I think that cost was the big driver, and it forced the aviation admirals to accept aircraft performance in range and payload that would have been anathema a generation earlier.  Aircraft grew too expensive to keep specialized fighter and attack types, and the strikefighters are, frankly, not all that great at either job.  That's why we don't see the A-12 or a follow-on to the F-14.
Cost-cutting times are always interesting times in naval design.  The treaty years were the same.  Still, it's nice of the USN to leave it to the USAF to waste American taxpayer money on white elephant aircraft.  After all, if the USN made a successor to the F-14, what would it do?  It's not like the terrorists have Backfires to splash.
I do not hate you, nor do I love you, but you are made out of atoms which I can use for something else.

Neil

Quote from: MadBurgerMaker on March 07, 2015, 09:43:50 PM
:lol:  I gotta admit my inner nerd really finds that cool.

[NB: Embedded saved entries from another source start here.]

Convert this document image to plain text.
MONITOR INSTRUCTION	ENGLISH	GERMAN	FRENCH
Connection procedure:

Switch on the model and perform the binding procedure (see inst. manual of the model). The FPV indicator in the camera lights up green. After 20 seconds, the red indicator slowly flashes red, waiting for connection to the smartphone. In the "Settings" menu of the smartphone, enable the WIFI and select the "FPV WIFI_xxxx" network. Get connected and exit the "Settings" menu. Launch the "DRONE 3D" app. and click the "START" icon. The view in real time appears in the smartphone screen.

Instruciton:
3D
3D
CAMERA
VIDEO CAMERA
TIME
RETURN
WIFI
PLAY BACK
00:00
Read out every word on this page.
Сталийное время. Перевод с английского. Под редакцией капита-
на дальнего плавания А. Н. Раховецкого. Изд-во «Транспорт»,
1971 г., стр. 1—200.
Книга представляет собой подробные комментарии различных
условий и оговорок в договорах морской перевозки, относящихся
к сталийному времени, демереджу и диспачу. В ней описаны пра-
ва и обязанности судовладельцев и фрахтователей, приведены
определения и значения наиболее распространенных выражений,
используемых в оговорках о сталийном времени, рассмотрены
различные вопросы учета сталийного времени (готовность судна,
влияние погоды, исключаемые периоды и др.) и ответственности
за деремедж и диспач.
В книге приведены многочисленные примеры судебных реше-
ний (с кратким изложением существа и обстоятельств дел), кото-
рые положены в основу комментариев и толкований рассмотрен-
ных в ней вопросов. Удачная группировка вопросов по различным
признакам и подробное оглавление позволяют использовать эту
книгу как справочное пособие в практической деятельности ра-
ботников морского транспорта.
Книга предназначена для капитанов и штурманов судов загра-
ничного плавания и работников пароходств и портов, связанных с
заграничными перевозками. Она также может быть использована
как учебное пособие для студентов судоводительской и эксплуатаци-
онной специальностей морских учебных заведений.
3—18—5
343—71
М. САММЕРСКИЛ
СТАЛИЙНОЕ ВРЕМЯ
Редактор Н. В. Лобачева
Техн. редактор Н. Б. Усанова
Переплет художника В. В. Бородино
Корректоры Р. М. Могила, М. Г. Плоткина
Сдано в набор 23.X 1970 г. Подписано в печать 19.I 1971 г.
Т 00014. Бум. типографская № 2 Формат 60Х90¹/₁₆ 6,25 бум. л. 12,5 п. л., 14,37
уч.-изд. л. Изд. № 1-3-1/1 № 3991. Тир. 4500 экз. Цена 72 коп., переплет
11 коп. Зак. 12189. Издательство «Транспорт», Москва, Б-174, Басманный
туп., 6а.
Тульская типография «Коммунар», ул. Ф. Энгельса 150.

*F-35 smashes into that bow plane thing after a fish on the deck FODs the engine and the whole thing sinks*
You laugh, but there's a very good reason that carriers are built so high.  Keeping the sea away from your planes is a good thing.  If you try and land on a deck full of fish, you're going to have a rough time of it.  Not to mention all the deck crew that keep slipping and falling into jet engines.
I do not hate you, nor do I love you, but you are made out of atoms which I can use for something else.

MadBurgerMaker

#59
Quote from: Neil on March 07, 2015, 09:52:19 PM
You laugh, but there's a very good reason that carriers are built so high.  Keeping the sea away from your planes is a good thing.  If you try and land on a deck full of fish, you're going to have a rough time of it.  Not to mention all the deck crew that keep slipping and falling into jet engines.

Yeah, FOD walkdowns are great fun.  Looks like theres a complete lack of any kind of railing and safety netting around the edge of that thing too, now that I look at it again.  That deck is ultra hazardous.

STILL COOL THOUGH :nerd: 

E:  Looks like a choppy day too.  Having your plane suck in a bunch of seawater on takeoff because a wave broke over the bow would ruin anyone's day too.